Tim Hardin, my charismatic and engaging first cousin, ten years my senior, left a deep impression on me as a young musician. Outings with my mother to see Tim at the Troubadour, hearing Bobby Darin singing If I were a Carpenter on the radio, and hearing stories of the early folk days in Greenwich Village, all left a permanent impact on my life. 

Tim is a forgotten genius. He embodied the essence of the folk trend in New York in the sixties. Tim’s father, Hal was a jazz bass player and his mother, Molly, played classical viola, so music was in his blood.  However, Tim truly saw himself as a poet; his words always concise and poignant. 

Born and raised in Eugene, Oregon, Tim’s natural acting abilities earned him a scholarship at The American Academy of Dramatic Arts In New York City. The free spirit that he was, Tim ended up spending more time hanging with musicians in Greenwich Village than going to classes. Although Tim did not grow up playing guitar, the story goes that he bought one at a pawn shop and shortly after was playing clubs such as the Bitter End and Café Wah? in the Village. 

As a product of the sixties, Tim’s Heroin habit was no secret, nor was he ever apologetic about it. “Tim stories” followed him like some mythical character. Through it all, somehow Tim always managed to pull off iconic performances, seemingly teetering on the edge at all times. Ultimately his addiction took him Dec 29th, 1980. 

I got to know Tim more as an adult when he had returned to LA in the late seventies after getting clean, cold turkey at his folks in Seattle. He had received and new record contract and was halfway through recording Unforgiven when he passed. As so many artists in the 60’s, after having penned some of the most recorded tunes in history, Tim was singing on the street to drum up money for dinner; his story was classic, worthy of a Hollywood script. 

This project is way overdue, both personally and cosmically. As a working musician all my life in Southern California, this has been something on my backburner for decades. And, even once I commenced with the project, personal delays and hurdles seem to constantly arise. It seems nothing is simple with Tim Hardin. However, it is here, and I hope these arrangements touch my listeners as much as Tim touched me. Although his songs stand alone with just a guitar and voice, I took the liberty to produce completely new full arrangements. I also made a point of choosing songs spanning all of Tim’s career. I want to thank John Sebastian and Mike Maniere, two of Tim’s early bandmates, for contributing to this effort. 

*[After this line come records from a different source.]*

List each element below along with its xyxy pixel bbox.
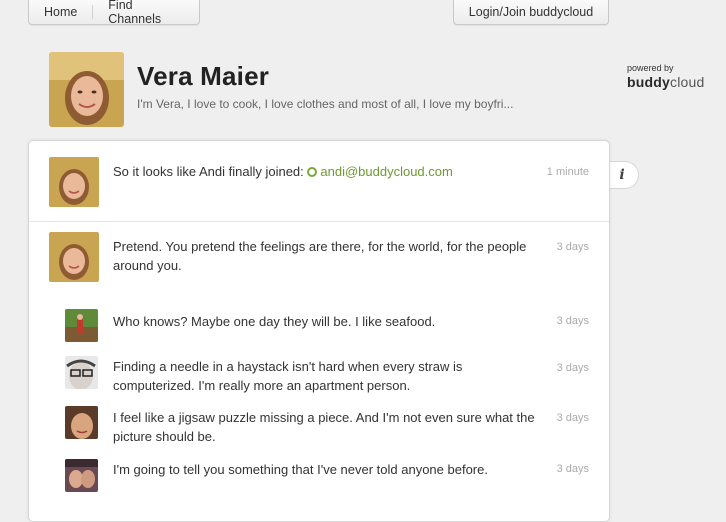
nav-find-channels-link[interactable]: Find Channels: [93, 0, 199, 26]
comment-text: I'm going to tell you something that I'v…: [113, 462, 488, 477]
comment-timestamp: 3 days: [556, 412, 589, 424]
channel-stream: So it looks like Andi finally joined: an…: [28, 140, 610, 522]
comment-avatar[interactable]: [65, 406, 98, 439]
post-divider: [29, 221, 609, 222]
brand-light: cloud: [670, 74, 705, 90]
powered-by-logo[interactable]: powered by buddycloud: [627, 63, 704, 90]
comment-text: I feel like a jigsaw puzzle missing a pi…: [113, 410, 535, 444]
post-text: So it looks like Andi finally joined: an…: [113, 162, 533, 181]
post-body: So it looks like Andi finally joined:: [113, 164, 308, 179]
comment-timestamp: 3 days: [556, 315, 589, 327]
comment-avatar[interactable]: [65, 309, 98, 342]
info-toggle-button[interactable]: i: [606, 161, 639, 189]
comment-avatar[interactable]: [65, 459, 98, 492]
comment-timestamp: 3 days: [556, 463, 589, 475]
post-text: Pretend. You pretend the feelings are th…: [113, 239, 527, 273]
comment-avatar[interactable]: [65, 356, 98, 389]
comment-text: Who knows? Maybe one day they will be. I…: [113, 314, 436, 329]
powered-by-text: powered by: [627, 63, 674, 73]
comment-timestamp: 3 days: [556, 362, 589, 374]
post-avatar[interactable]: [49, 232, 99, 282]
user-mention-link[interactable]: andi@buddycloud.com: [320, 164, 452, 179]
nav-home-link[interactable]: Home: [29, 5, 92, 19]
post-avatar[interactable]: [49, 157, 99, 207]
brand-bold: buddy: [627, 74, 670, 90]
info-icon: i: [619, 167, 625, 183]
online-status-icon: [307, 167, 318, 177]
login-join-label: Login/Join buddycloud: [468, 5, 594, 19]
brand-wordmark: buddycloud: [627, 75, 704, 89]
main-nav: Home Find Channels: [28, 0, 200, 26]
profile-avatar[interactable]: [49, 52, 124, 127]
post-timestamp: 3 days: [556, 241, 589, 253]
post-timestamp: 1 minute: [546, 166, 589, 178]
comment-text: Finding a needle in a haystack isn't har…: [113, 359, 463, 393]
profile-name: Vera Maier: [137, 61, 270, 91]
login-join-button[interactable]: Login/Join buddycloud: [453, 0, 609, 25]
profile-bio: I'm Vera, I love to cook, I love clothes…: [137, 97, 514, 111]
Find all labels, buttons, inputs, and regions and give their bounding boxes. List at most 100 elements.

On Tim’s gravestone it says, “He sang from the heart”. Tim was the real thing. He came and went before the hoopla of rock and roll, disco, commercialism, etc etc. Tim embodied the essence of the classic troubadour of the past; simply a man with a guitar and a voice and something to express….. in my mind, truly the “last troubadour”. 

Thank you, Tim… may your songs live on forever.